Apache Arrow – New level of Performance and Interoperability for Big Data Analytics

Neeraja RentachintalaFebruary 22nd, 2016Last Updated: February 21st, 2016

0 53 2 minutes read

Today we at MapR would like to congratulate Apache Arrow, a cross system data layer to speed up big data analytics and a brand new addition to the Apache Open Source Software community on its announcement as a Top Level project.

Scalable and high performance analytics are top of mind for customers to help them fully realize the business value of Big data and Hadoop, in addition to using it as a pure infrastructure optimization choice with cheaper storage and/or as a batch processing system. There has been a tremendous amount of innovation in the open source community in the past couple of years to enable analytics across all layers of the stack including columnar storage formats (such as Parquet/ORC), in-memory processing layers (such as Drill, Spark, Impala, Storm) and powerful language APIs (such as Python, R). Arrow is the latest addition to the stack and represents a new type of memory-based data interchange format for use across these systems, applications and programming languages.

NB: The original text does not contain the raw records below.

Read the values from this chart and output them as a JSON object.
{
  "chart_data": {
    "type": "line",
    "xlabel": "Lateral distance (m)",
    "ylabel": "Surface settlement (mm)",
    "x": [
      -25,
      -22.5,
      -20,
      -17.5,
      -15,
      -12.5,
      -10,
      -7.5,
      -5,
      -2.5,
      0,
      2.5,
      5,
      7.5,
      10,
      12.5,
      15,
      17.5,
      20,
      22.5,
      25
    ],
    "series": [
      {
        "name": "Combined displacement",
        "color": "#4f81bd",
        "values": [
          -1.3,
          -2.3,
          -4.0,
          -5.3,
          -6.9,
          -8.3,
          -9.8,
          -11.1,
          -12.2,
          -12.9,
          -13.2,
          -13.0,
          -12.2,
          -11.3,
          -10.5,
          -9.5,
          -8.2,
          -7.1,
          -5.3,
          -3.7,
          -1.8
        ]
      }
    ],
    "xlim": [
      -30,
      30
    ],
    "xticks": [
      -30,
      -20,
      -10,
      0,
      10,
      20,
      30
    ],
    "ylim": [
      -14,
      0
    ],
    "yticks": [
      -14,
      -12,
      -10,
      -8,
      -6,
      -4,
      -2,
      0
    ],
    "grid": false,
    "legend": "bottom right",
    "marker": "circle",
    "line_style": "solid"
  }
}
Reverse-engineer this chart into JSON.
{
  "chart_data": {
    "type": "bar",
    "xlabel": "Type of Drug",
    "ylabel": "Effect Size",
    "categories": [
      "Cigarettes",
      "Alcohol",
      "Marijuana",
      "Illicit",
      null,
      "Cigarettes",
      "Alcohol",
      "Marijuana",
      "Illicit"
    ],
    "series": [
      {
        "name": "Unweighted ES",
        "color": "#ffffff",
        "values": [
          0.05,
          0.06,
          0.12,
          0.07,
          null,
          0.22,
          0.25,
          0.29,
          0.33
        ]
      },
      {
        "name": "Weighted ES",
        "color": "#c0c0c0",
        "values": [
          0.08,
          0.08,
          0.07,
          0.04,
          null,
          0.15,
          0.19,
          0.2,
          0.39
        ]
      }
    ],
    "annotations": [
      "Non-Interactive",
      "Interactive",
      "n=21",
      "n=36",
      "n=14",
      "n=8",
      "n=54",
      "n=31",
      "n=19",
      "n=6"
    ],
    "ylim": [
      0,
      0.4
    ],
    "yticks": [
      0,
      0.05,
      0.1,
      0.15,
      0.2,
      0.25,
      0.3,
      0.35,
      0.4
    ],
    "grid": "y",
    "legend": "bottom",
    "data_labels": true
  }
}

Efficient columnar representation of data on disk as well as in-memory and columnar processing are key techniques to achieve performance in analytics workloads. Specifically columnar processing allows systems to process data at full hardware speeds by leveraging modern CPU characteristics via vectorized operations and SIMD instructions. Apache Drill is one of the first big data query engines, which is both columnar on disk and in memory. The Arrow format takes its roots from the in-memory data representation originally developed as part of the Apache Drill project, called as Value Vectors. More details on Apache Drill Value Vectors. With more systems and applications moving towards columnar processing, the Drill data representation has evolved as Apache Arrow to aid such processing across systems. In addition to being a high performance columnar data format, Arrow also has the ability to represent hierarchical and dynamically evolving datasets, thereby making it the format of choice for the flexibility needed to handle the variety of big data types being generating by IoT and other modern applications.

We are very excited about the potential and possibilities that Apache Arrow can bring to the big data ecosystem. By having Apache Arrow as a standard data interchange format, new levels of interoperability open up between the various big data analytics systems and applications. Instead of spending large amount of CPU cycles serializing and deserializing data to convert data between various formats, a standard format allows for sharing of data in a seamless and frictionless fashion between systems and processes. This means customers are able to deploy these systems in conjunction with each other without incurring any overhead.

Apache Arrow is a very important initiative for MapR and we look forward to collaborating with the broader big data ecosystem projects towards its next phase of evolution.